When collecting data, store it in the same Logstore. Add tags to distinguish between environments by following the method in Collect container logs from a Kubernetes cluster using the console (standard output/file). To perform a unified query, you can directly query and analyze the logs in that Logstore.
When collecting data, collect it into different Logstores or even projects in different regions. To perform a unified query and analysis, create a StoreView virtual resource to associate multiple Logstores for querying. This method does not add extra storage costs, but you can only query, not modify, the data. It also does not support setting alerts for monitoring. When using this method, you can use the tag field to determine which Logstore the log came from.
(Recommended) When collecting data, collect it into different Logstores or even projects in different regions. To perform a unified query and analysis, use data transformation to copy the selected data and store it in a specified Logstore. This method lets you parse and process the selected data before you store it and supports setting alerts for monitoring. However, this feature incurs additional charges.

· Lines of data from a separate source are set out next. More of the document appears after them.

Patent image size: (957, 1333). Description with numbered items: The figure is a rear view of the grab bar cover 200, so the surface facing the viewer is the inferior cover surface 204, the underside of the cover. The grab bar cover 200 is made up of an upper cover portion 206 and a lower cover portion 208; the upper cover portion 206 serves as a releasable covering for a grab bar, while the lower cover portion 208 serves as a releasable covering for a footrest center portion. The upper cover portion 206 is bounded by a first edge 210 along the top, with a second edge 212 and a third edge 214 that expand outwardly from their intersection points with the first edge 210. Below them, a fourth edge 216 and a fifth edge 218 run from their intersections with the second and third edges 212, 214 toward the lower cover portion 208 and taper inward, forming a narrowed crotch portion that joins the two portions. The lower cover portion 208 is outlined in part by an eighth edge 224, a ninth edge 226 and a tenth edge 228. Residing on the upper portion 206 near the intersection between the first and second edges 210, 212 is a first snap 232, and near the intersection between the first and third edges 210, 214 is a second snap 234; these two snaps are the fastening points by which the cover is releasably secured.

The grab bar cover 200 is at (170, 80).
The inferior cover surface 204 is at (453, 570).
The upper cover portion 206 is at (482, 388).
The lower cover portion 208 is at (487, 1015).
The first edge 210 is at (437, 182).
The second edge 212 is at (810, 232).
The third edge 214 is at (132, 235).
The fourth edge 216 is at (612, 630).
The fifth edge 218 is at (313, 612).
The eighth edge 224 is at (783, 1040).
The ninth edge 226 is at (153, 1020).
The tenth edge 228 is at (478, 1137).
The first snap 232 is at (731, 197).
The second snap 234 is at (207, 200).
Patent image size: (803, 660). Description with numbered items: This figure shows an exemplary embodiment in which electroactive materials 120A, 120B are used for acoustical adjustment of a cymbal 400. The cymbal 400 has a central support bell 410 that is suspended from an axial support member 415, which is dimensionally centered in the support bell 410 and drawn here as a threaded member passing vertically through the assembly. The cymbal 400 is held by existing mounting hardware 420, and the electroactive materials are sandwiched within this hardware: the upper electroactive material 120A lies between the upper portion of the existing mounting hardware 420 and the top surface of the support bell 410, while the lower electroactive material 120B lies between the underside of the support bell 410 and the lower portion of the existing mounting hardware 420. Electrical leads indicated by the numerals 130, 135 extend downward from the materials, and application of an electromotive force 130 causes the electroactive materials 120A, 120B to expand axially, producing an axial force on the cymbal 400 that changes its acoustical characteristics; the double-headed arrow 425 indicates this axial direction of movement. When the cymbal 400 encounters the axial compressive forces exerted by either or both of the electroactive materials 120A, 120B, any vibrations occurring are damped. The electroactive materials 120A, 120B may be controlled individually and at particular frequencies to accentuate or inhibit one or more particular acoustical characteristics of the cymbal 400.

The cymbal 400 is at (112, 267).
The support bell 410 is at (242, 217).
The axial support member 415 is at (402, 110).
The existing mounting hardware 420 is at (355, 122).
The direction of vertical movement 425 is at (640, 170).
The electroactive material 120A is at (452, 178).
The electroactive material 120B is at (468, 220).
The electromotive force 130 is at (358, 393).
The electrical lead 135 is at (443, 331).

Collect logs from different sources with a single configuration

A single collection configuration does not currently support multiple sources. To collect logs from different sources, you must configure multiple collection configurations.

Fine-grained collection and multitenancy isolation

In a multitenancy scenario, you can configure different collection configurations to collect data into different projects for isolation. Data cannot be directly accessed between different projects. You can also configure different access permissions for different projects to meet security isolation requirements.

Automated O&M and CI/CD integration

You can use the CRD method to incorporate collection configurations into GitOps or Infrastructure as Code (IaC) workflows. This enables batch, automated, and traceable management of log collection.